El abrigo tiene algo que otras piezas han perdido. Es necesario y visible, funcional y, incluso con precios desorbitados
No es casual que muchas de las siluetas perfiladas por Raf Simons y Miuccia Prada remitan a otros momentos de tensión histórica. El final del siglo XVIII, las figuras alargadas de la década de 1910 o la austeridad de los años treinta comparten un mismo trasfondo de crisis económica, fragilidad política y sensación de amenaza latente. Cada vez que el mundo entra en una fase así, la moda vuelve la mirada hacia el cuerpo, ajustándolo, alargándolo, depurándolo, como si redefinir la silueta fuese una forma de imponer orden cuando el contexto deja de ofrecerlo.
En Italia, el abrigo no es una excepción ni una sorpresa, sino una tradición. El invierno se piensa, históricamente, a través de esta prenda, y la excelencia en su confección forma parte del ADN de la moda italiana. El buen abrigo, en ese sentido, es casi una denominación de origen. Esa misma forma de entender la prenda exterior, centrada en la construcción y los materiales, se dejó sentir con especial claridad en París, en Louis Vuitton, donde Pharrell Williams pareció decidir que el streetwear del futuro tendrá mucho de sartorial o no será. Los abrigos hablaban de permanencia desde otro lugar.
Confeccionados en vicuña, cachemir o seda, parecían situarse fuera del calendario de tendencias. Tras varias temporadas en las que su debut oscilaba entre moda y espectáculo, Williams alineó la propuesta masculina con una idea más clásica de lujo, menos dependiente del momento y más cercana a la noción de objeto duradero. Quienes han señalado esta colección como la más sólida de su etapa no van desencaminados.
En Dior, el abrigo funcionó como un campo de pruebas para una idea de opulencia menos literal y más táctil. Dejando a un lado las referencias más obvias al archivo, el diseñador miró hacia Paul Poiret, el creador que convirtió la Avenue Montaigne en un eje del lujo parisino. Los modelos cruzados de lana aparecían rematados con puños de pelo desmesurados, casi teatrales, que alteraban el equilibrio clásico de la prenda. Los trajes de botonadura simple, en cambio, se llevaban abiertos, caídos sobre el cuerpo desnudo, como si la estructura se hubiese relajado de golpe. Algunos abrigos se cerraban mediante grandes piezas de tejido a modo de capa, impresas con jacquards basados en diseños del propio Poiret. En otros casos, parkas envolventes quedaban atrapadas en volúmenes acolchados, casi como capullos, sujetos al cuello con un lazo. No se trataba de perfección, sino de carácter. El abrigo como refugio y como gesto.

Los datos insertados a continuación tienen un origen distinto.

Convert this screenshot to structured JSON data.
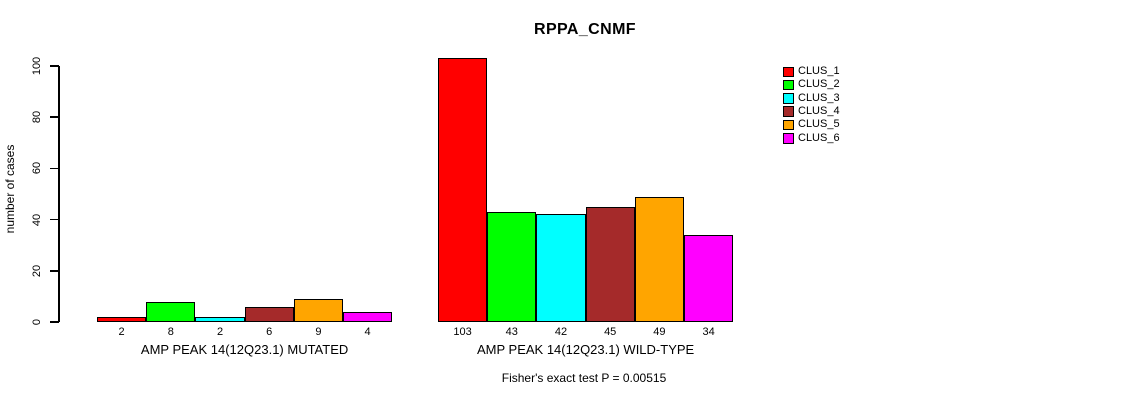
{
  "background_color": "#ffffff",
  "chart_data": {
    "type": "bar",
    "title": "RPPA_CNMF",
    "ylabel": "number of cases",
    "xlabel": "",
    "ylim": [
      0,
      100
    ],
    "yticks": [
      0,
      20,
      40,
      60,
      80,
      100
    ],
    "grid": false,
    "bar_border_color": "#000000",
    "series_colors": [
      "#ff0000",
      "#00ff00",
      "#00ffff",
      "#a52a2a",
      "#ffa500",
      "#ff00ff"
    ],
    "legend": {
      "position": "right",
      "entries": [
        "CLUS_1",
        "CLUS_2",
        "CLUS_3",
        "CLUS_4",
        "CLUS_5",
        "CLUS_6"
      ]
    },
    "groups": [
      {
        "label": "AMP PEAK 14(12Q23.1) MUTATED",
        "values": [
          2,
          8,
          2,
          6,
          9,
          4
        ]
      },
      {
        "label": "AMP PEAK 14(12Q23.1) WILD-TYPE",
        "values": [
          103,
          43,
          42,
          45,
          49,
          34
        ]
      }
    ],
    "footnote": "Fisher's exact test P = 0.00515"
  }
}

La idea de confort atravesaba también la propuesta de Dries Van Noten bajo la mirada de Julian Klausner. Aquí el abrigo se alejaba del acto heroico para acercarse a una noción más íntima y cotidiana. Las siluetas eran amplias, los tejidos parecían pensados para ser habitados más que exhibidos, y el peso visual recaía en la superposición de capas y texturas. No era un confort banal ni deportivo, sino uno construido desde la memoria del vestir europeo, desde la idea de ropa que acompaña y se adapta al paso del tiempo.
En ese contexto, el abrigo no gritaba novedad, pero ofrecía algo quizás más difícil de conseguir hoy: una sensación de calma. El mensaje es claro. En un momento en que la moda lucha por no resultar embarazosa, por volver a parecer relevante sin caer en el ruido, el abrigo se ha convertido en su mejor argumento. No necesita ser perfecto para ser deseable. Puede parecer usado, marcado por el tiempo, incluso ligeramente torpe. Basta con que ofrezca una razón convincente para existir. Y, de paso, para gastar.